Tutorial 3: Data Plots¶

This tutorial will talk about how to visualise the distributions that have been built in Tutorial 1.

NOTE FOR CONTRIBUTORS: Always clear all output before commiting (Cell > All Output > Clear)!

In [ ]:

# Magic
%matplotlib inline
# Reload modules whenever they change
%load_ext autoreload
%autoreload 2

# Make clusterking package available even without installation
import sys
sys.path = ["../../"] + sys.path

In [ ]:

from clusterking.data.data import Data
from clusterking.plots import BundlePlot

First we load the data created in Tutorial 1 in the folder output/cluster/ with the name tutorial_basics and pass it to the Data class.

In [ ]:

d = Data("output/cluster/", "tutorial_basics")

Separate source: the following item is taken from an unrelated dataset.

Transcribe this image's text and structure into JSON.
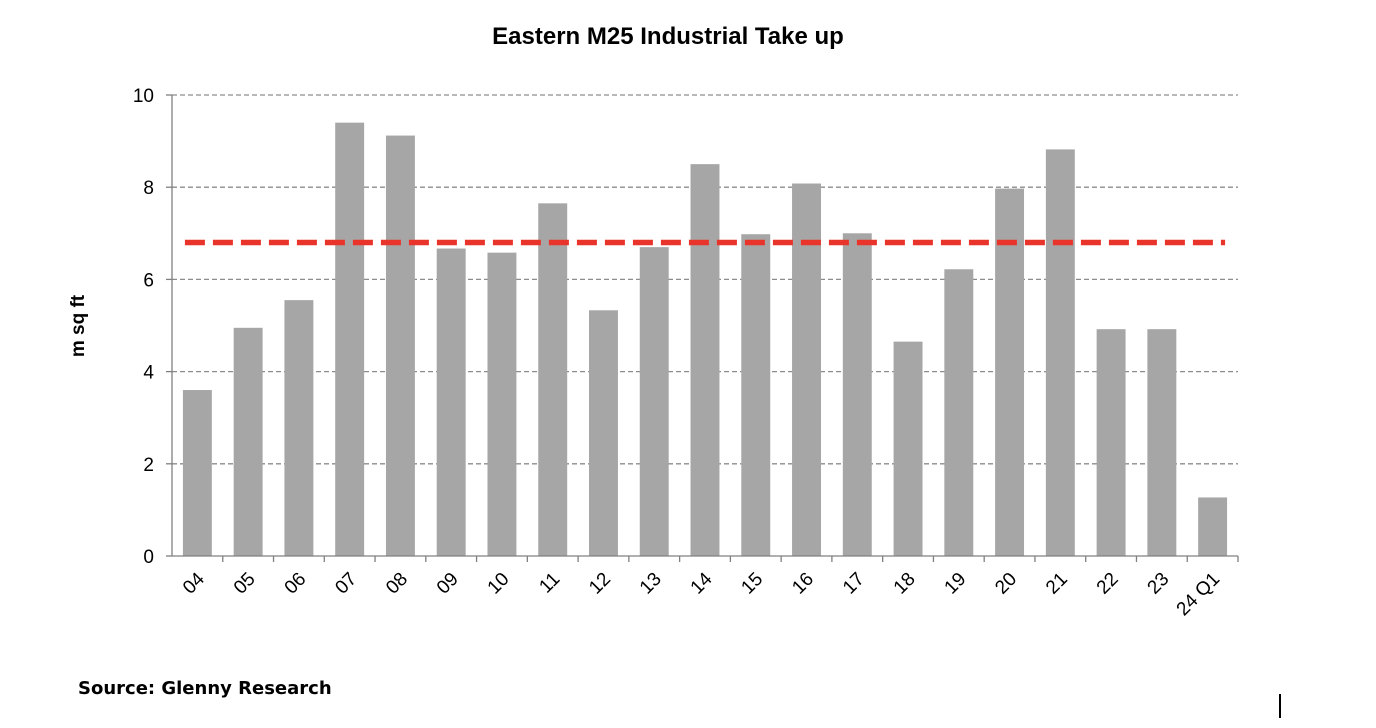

This data is then used to create an instance of the BundlePlot class.

In [ ]:

pb = BundlePlot(d)

We are now ready to visualise our created data: Let's start by drawing the histograms corresponding to the benchmark points of each clusters by typing:

In [ ]:

pb.plot_bundles()

We can also add more sample points to the plot (in addition to the benchmark point):

In [ ]:

pb.plot_bundles(1, nlines=3)

To save the above plot to the output/cluster folder we use the following commnad:

In [ ]:

pb.fig.savefig("output/cluster/example_plot.png")

Showing the minima and maxima of all clusters is achieved with the plot_minmax method.

In [ ]:

pb.plot_minmax()

The same plot for clusters 2 and 3 only:

In [ ]:

pb.plot_minmax([2,3])

Removing the reference line leads to the follwoing output:

In [ ]:

pb.plot_minmax([2,  3], reference=False)

Box plots can be produced using the box_plot method:

In [ ]:

pb.box_plot(reference=True)

Showing clusters 0 and 2 only:

In [ ]:

pb.box_plot([0, 2])